The terror threat has been used to justify the indefinite detention of citizens, the pre-emptive arrest of would-be protesters and journalists, FISA courts that authorize secret searches, a Patriot Act which allows “national security letters” to demand, without probable cause, that organizations turn over information on citizens, and the federal prosecution of journalists and whistleblowers.

Simultaneously, we have militarized our police forces with federal anti-terror money to form SWAT teams everywhere, which, according to Radley Balko (Rise of the Warrior Cop), “violently smash into private homes more than one hundred times per day,” usually in the middle of the night, to break up poker games, confiscate marijuana, and apprehend non-violent drug offenders, which we imprison at a rate seven times Europe’s.

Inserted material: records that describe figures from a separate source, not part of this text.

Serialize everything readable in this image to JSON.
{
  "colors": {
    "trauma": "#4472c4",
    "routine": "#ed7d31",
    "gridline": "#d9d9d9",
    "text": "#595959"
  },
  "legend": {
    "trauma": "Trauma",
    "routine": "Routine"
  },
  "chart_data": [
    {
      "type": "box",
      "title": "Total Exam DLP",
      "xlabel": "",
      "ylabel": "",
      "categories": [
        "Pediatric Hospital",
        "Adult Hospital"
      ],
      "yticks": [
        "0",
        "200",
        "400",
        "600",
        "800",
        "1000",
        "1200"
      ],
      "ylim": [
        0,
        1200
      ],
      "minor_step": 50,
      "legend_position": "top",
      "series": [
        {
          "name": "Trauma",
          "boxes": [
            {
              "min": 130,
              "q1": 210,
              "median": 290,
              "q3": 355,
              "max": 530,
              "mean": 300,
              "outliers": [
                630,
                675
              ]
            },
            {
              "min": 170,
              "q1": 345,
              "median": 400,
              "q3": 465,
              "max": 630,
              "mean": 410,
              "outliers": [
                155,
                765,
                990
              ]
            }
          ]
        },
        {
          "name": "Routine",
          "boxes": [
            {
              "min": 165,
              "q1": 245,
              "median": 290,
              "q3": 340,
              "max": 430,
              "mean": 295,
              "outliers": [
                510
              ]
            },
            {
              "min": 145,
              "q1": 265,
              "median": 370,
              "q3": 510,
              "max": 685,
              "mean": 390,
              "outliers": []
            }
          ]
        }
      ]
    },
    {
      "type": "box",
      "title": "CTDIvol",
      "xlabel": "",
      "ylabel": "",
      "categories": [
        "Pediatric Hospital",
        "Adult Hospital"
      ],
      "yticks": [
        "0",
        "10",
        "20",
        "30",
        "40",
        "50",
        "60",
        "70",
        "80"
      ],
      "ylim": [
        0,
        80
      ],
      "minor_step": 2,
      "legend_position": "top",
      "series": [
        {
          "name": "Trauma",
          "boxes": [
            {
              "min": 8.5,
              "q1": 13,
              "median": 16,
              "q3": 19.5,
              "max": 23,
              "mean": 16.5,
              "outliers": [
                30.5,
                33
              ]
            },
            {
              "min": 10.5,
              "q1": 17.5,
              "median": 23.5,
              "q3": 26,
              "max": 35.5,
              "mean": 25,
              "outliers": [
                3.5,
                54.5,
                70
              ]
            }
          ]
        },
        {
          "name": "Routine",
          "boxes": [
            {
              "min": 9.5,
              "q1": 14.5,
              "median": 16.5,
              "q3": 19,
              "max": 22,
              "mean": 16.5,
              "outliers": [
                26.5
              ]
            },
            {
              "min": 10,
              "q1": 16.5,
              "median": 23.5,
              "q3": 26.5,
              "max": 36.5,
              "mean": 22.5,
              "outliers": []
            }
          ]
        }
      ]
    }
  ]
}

Platoons of riot police dressed like Robocops have been used to suppress non-violent protests with pepper spray, clubs, flash grenades, and tear gas; video footage shows that police initiated the violence during Occupy Wall Street and University of California protests.

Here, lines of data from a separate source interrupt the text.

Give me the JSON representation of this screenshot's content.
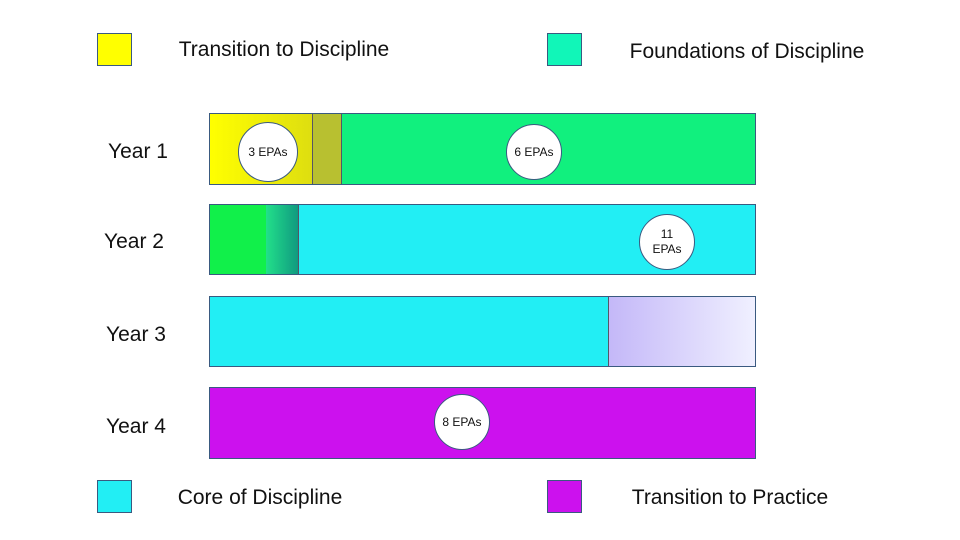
{
  "legend": {
    "top": [
      "Transition to Discipline",
      "Foundations of Discipline"
    ],
    "bottom": [
      "Core of Discipline",
      "Transition to Practice"
    ]
  },
  "rows": [
    "Year 1",
    "Year 2",
    "Year 3",
    "Year 4"
  ],
  "badges": [
    "3 EPAs",
    "6 EPAs",
    "11 EPAs",
    "8 EPAs"
  ]
}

The government now routinely uses secret evidence to detain individuals and to prosecute suspects in federal and military courts.

The most extreme power any political leader can assert is the right to execute his own citizens without due process. The Bush administration asserted that power in theory, but the Obama administration has exercised it in practice, deliberately killing three U.S. citizens in drone strikes in Yemen.

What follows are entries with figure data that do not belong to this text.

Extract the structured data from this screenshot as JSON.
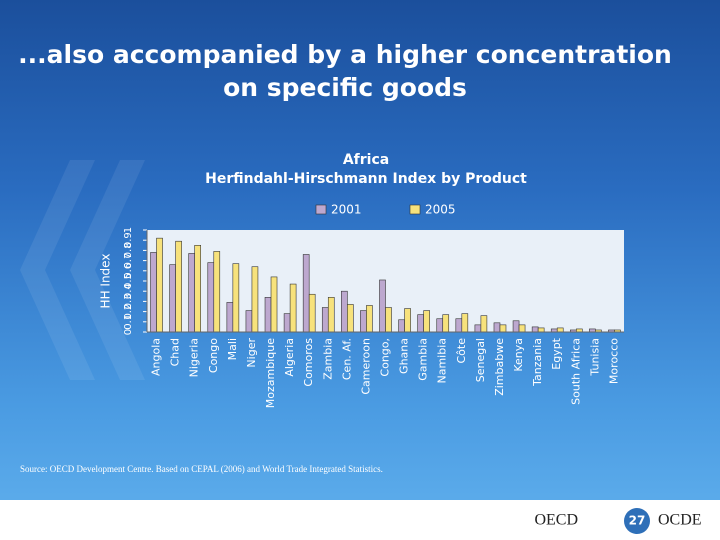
{
  "slide": {
    "title_lines": [
      "...also accompanied by a higher concentration",
      "on specific goods"
    ],
    "source": "Source: OECD Development Centre. Based on CEPAL (2006) and World Trade Integrated Statistics.",
    "footer_left": "OECD",
    "page_number": "27",
    "footer_right": "OCDE"
  },
  "chart_data": {
    "type": "bar",
    "title": "Africa",
    "subtitle": "Herfindahl-Hirschmann Index by Product",
    "y_label": "HH Index",
    "categories": [
      "Angola",
      "Chad",
      "Nigeria",
      "Congo",
      "Mali",
      "Niger",
      "Mozambique",
      "Algeria",
      "Comoros",
      "Zambia",
      "Cen. Af.",
      "Cameroon",
      "Congo,",
      "Ghana",
      "Gambia",
      "Namibia",
      "Côte",
      "Senegal",
      "Zimbabwe",
      "Kenya",
      "Tanzania",
      "Egypt",
      "South Africa",
      "Tunisia",
      "Morocco"
    ],
    "series": [
      {
        "name": "2001",
        "color": "#bda8cf",
        "values": [
          0.78,
          0.66,
          0.77,
          0.68,
          0.29,
          0.21,
          0.34,
          0.18,
          0.76,
          0.24,
          0.4,
          0.21,
          0.51,
          0.12,
          0.17,
          0.13,
          0.13,
          0.07,
          0.09,
          0.11,
          0.05,
          0.03,
          0.02,
          0.03,
          0.02
        ]
      },
      {
        "name": "2005",
        "color": "#f7e27c",
        "values": [
          0.92,
          0.89,
          0.85,
          0.79,
          0.67,
          0.64,
          0.54,
          0.47,
          0.37,
          0.34,
          0.27,
          0.26,
          0.24,
          0.23,
          0.21,
          0.17,
          0.18,
          0.16,
          0.07,
          0.07,
          0.04,
          0.04,
          0.03,
          0.02,
          0.02
        ]
      }
    ],
    "ylim": [
      0,
      1
    ],
    "yticks": [
      0,
      0.1,
      0.2,
      0.3,
      0.4,
      0.5,
      0.6,
      0.7,
      0.8,
      0.9,
      1
    ],
    "grid": false,
    "legend": "top"
  }
}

The threat reality does not justify such radical militarization. The New America Foundation and Syracuse University identified 212 “jihadists,” foreign and domestic, accused of plotting terrorism against the U.S. since 9/11, along with 179 “non-jihadists,” three-quarters of whom were right wing extremists. Jihadists killed 20 people during that time period while domestic extremist groups killed at least 29 people. This is a miniscule fraction of the people killed with handguns, in car accidents, and from smoking.

The consequence of this militarization — and some other bad economic decisions — is that we have shorted investment at home in education, energy, health, research and development and infrastructure.

This partially accounts for our decline from No. 1 in high school graduation to 22nd among industrialized countries, according to the OECD. We now rank 25th in math, 17th in science and 14th in reading compared to students in 27 industrialized countries.

WMD are the real threat. Our best defense is effective intelligence collection and competent law enforcement, along with judicious use of military force.

Instead, some are agitating for U.S. military involvement in another sectarian conflict, this time in Syria, involving Assad/Shia/Hizbollah on one side and Sunni/al Qaeda on the other. That cannot possibly turn out well.

The “War on Terror” has indeed bled our society, costing tens of thousands of casualties and trillions of dollars. It also energized would-be jihadists, as bin Laden hoped, and damaged our world standing. Yet some will always believe that this time U.S. involvement will turn out differently; we can lob a few cruise missiles and settle the issue.

At what point does endless war so militarize our society and bankrupt our economy that the republic is threatened? A dead bin Laden may still win by default.

This piece was published in The Free Press, Mankato, Minn., September 1, 2013.